The eBay Effect: Inside a Worldwide Obsession

The slick, seemingly unstoppable corporate wonder called eBay is more convoluted than it looks. No surprise: most of the complications have to do with numbers. According to CNBC’s documentary The eBay Effect: Inside a Worldwide Obsession, the business that’s all about “the people” is now nearly 10 years old, employs 9,000 workers, serves 135 million customers, and is currently looking at a year where 1.8 billion items offered for sale are expected to produce $4.2 billion in fees.

Host David Faber introduces the eBay story by granting CEO Meg Whitman the chance to frame the case. “What is eBay?” he asks, apparently innocently. She’s got the rote answer ready: “It’s the first global online marketplace that connects buyers and sellers 24 by seven across the globe, and has fundamentally changed the way people think about trade.” The fact that it’s made some few people very rich while leaving others frustrated and without recourse (say, the folks who send checks for merchandise that never comes or arrives in very different condition than promised) is only part of that fundamental change. Or maybe it’s just more of the same.

The documentary takes eBay at its word, to a point, anyway, introducing the “personal effect” by way of Faber’s own experience auctioning an item — his framed collection of tickets from that 1998 season when Mark McGwire made his home run record. Yes, the whole steroids scandal will cut into the value, but Faber goes through the process and puts it up for sale. Though it doesn’t generate much interest by documentary’s end, at least you’ll be familiar with the links and clicks and recorded voice directions that frame the eBay seller’s experience.

And that would be a first entrance into what the eBay mucky mucks like to call “the Community.” Yes, once you’ve entered even a smidgen of information with eBay, it remains somewhere in their gigantor storage system (visualized here as a throbbing mass of machinery behind Network Operations Center chief Tom Keeven, as Faber describes it as “the place where eBay is always watching”). As well, says Steve Grove, head Product Marketing, the company keeps track of “path flows and see immediately where people are having ‘issues.'” Really, all this tracking and monitoring is only because the company wants to serve you better, to move your transactions faster, to help you make money. And to that end, the Voices Program, or “the mother of all focus groups,” invites members of the Community to commune some 10 times a year. For two days each time “I can be on anywhere from 8 to 12 hours a day”), chat, and offer suggestions — sometimes even to CEO Whitman, shown here at a cafeteria style meal, nodding as if she’s listening to the lady next to her.

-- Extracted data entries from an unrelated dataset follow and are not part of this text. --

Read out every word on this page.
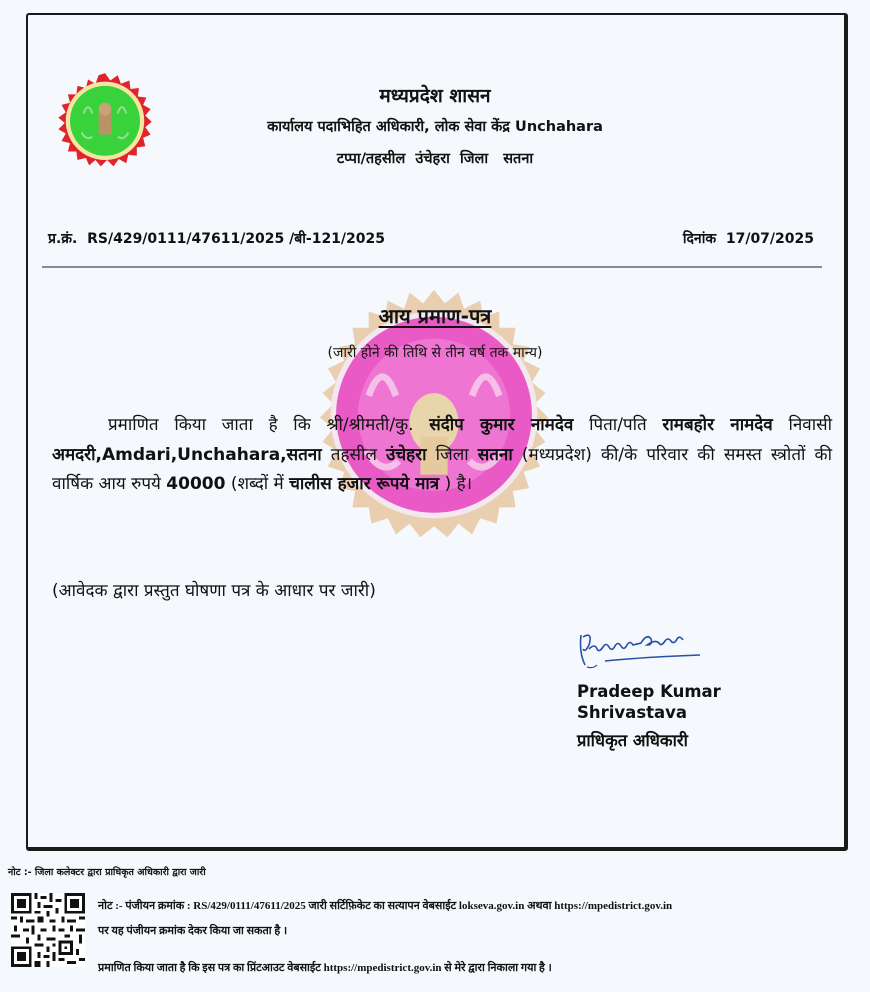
मध्यप्रदेश शासन
कार्यालय पदाभिहित अधिकारी, लोक सेवा केंद्र Unchahara
टप्पा/तहसील  उंचेहरा  जिला   सतना
प्र.क्रं. RS/429/0111/47611/2025 /बी-121/2025	दिनांक 17/07/2025
आय प्रमाण-पत्र
(जारी होने की तिथि से तीन वर्ष तक मान्य)
प्रमाणित किया जाता है कि श्री/श्रीमती/कु. संदीप कुमार नामदेव पिता/पति रामबहोर नामदेव निवासी अमदरी,Amdari,Unchahara,सतना तहसील उंचेहरा जिला सतना (मध्यप्रदेश) की/के परिवार की समस्त स्त्रोतों की वार्षिक आय रुपये 40000 (शब्दों में चालीस हजार रूपये मात्र ) है।
(आवेदक द्वारा प्रस्तुत घोषणा पत्र के आधार पर जारी)
Pradeep Kumar
Shrivastava
प्राधिकृत अधिकारी
नोट :- जिला कलेक्टर द्वारा प्राधिकृत अधिकारी द्वारा जारी
नोट :- पंजीयन क्रमांक : RS/429/0111/47611/2025 जारी सर्टिफ़िकेट का सत्यापन वेबसाईट lokseva.gov.in अथवा https://mpedistrict.gov.in
पर यह पंजीयन क्रमांक देकर किया जा सकता है ।
प्रमाणित किया जाता है कि इस पत्र का प्रिंटआउट वेबसाईट https://mpedistrict.gov.in से मेरे द्वारा निकाला गया है ।
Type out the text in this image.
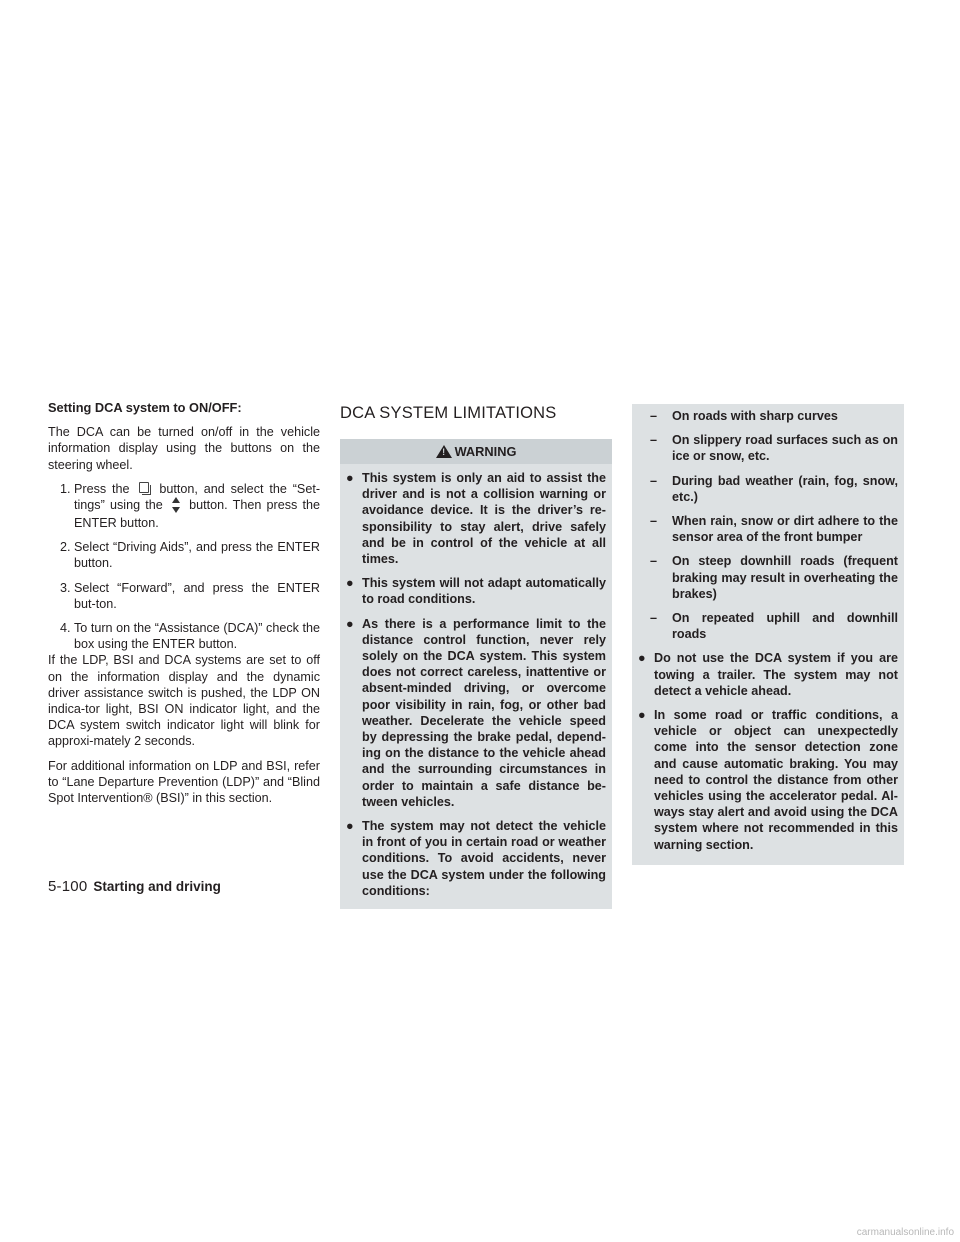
Setting DCA system to ON/OFF:

The DCA can be turned on/off in the vehicle information display using the buttons on the steering wheel.

1. Press the button, and select the “Set-tings” using the button. Then press the ENTER button.
2. Select “Driving Aids”, and press the ENTER button.
3. Select “Forward”, and press the ENTER but-ton.
4. To turn on the “Assistance (DCA)” check the box using the ENTER button.

If the LDP, BSI and DCA systems are set to off on the information display and the dynamic driver assistance switch is pushed, the LDP ON indica-tor light, BSI ON indicator light, and the DCA system switch indicator light will blink for approxi-mately 2 seconds.

For additional information on LDP and BSI, refer to “Lane Departure Prevention (LDP)” and “Blind Spot Intervention® (BSI)” in this section.

DCA SYSTEM LIMITATIONS
! WARNING
● This system is only an aid to assist the driver and is not a collision warning or avoidance device. It is the driver’s re-sponsibility to stay alert, drive safely and be in control of the vehicle at all times.
● This system will not adapt automatically to road conditions.
● As there is a performance limit to the distance control function, never rely solely on the DCA system. This system does not correct careless, inattentive or absent-minded driving, or overcome poor visibility in rain, fog, or other bad weather. Decelerate the vehicle speed by depressing the brake pedal, depend-ing on the distance to the vehicle ahead and the surrounding circumstances in order to maintain a safe distance be-tween vehicles.
● The system may not detect the vehicle in front of you in certain road or weather conditions. To avoid accidents, never use the DCA system under the following conditions:
– On roads with sharp curves
– On slippery road surfaces such as on ice or snow, etc.
– During bad weather (rain, fog, snow, etc.)
– When rain, snow or dirt adhere to the sensor area of the front bumper
– On steep downhill roads (frequent braking may result in overheating the brakes)
– On repeated uphill and downhill roads
● Do not use the DCA system if you are towing a trailer. The system may not detect a vehicle ahead.
● In some road or traffic conditions, a vehicle or object can unexpectedly come into the sensor detection zone and cause automatic braking. You may need to control the distance from other vehicles using the accelerator pedal. Al-ways stay alert and avoid using the DCA system where not recommended in this warning section.
5-100 Starting and driving
carmanualsonline.info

Indeed, says Faber, “If you’re not listening to the Community, they can become downright un-neighborly,” at which point the documentary runs through some montagey headlines: “Trial over threats to eBay officials set to open” and “Online auction scams soar.” (When tv anchor footage appears, the images are NBC guys — Brokaw, Lauer, which only highlights the idea that corporate synergies are limited, despite their claims to global reaches.) EBay maintains as well the right to remove items it deems immoral, like “date arrangements,” breast milk, Nazi paraphernalia, and guns. “I’m kind of uncomfortable with the idea of people renting out their kids on eBay,” says one exec.

But even as the film introduces (potential) problems, you don’t get the feeling that the upper echelon suits give them too much thought. “We can better,” says Whitman, in a general sort of way. But really, she protests, the company does so many things right. To frame the contradictions — somewhat — the documentary provides a bit of history, more or less dispelling the “myth” that founder Pierre Omidyar dreamed it up as a way to sell off (or is it augment?) his wife’s Pez dispenser collection. Rather, Omidyar says, he was inspired by “the passion that people have for collectibles” to use the net to “bring power to the people.” As he discovered that these people were not prone to trust one another, and that they were prone to complain — to him, as head of the company — he developed more software that allowed users to post complaints publicly, on the Feedback Forum, thus making known culprits and rewarding well-behaved sellers.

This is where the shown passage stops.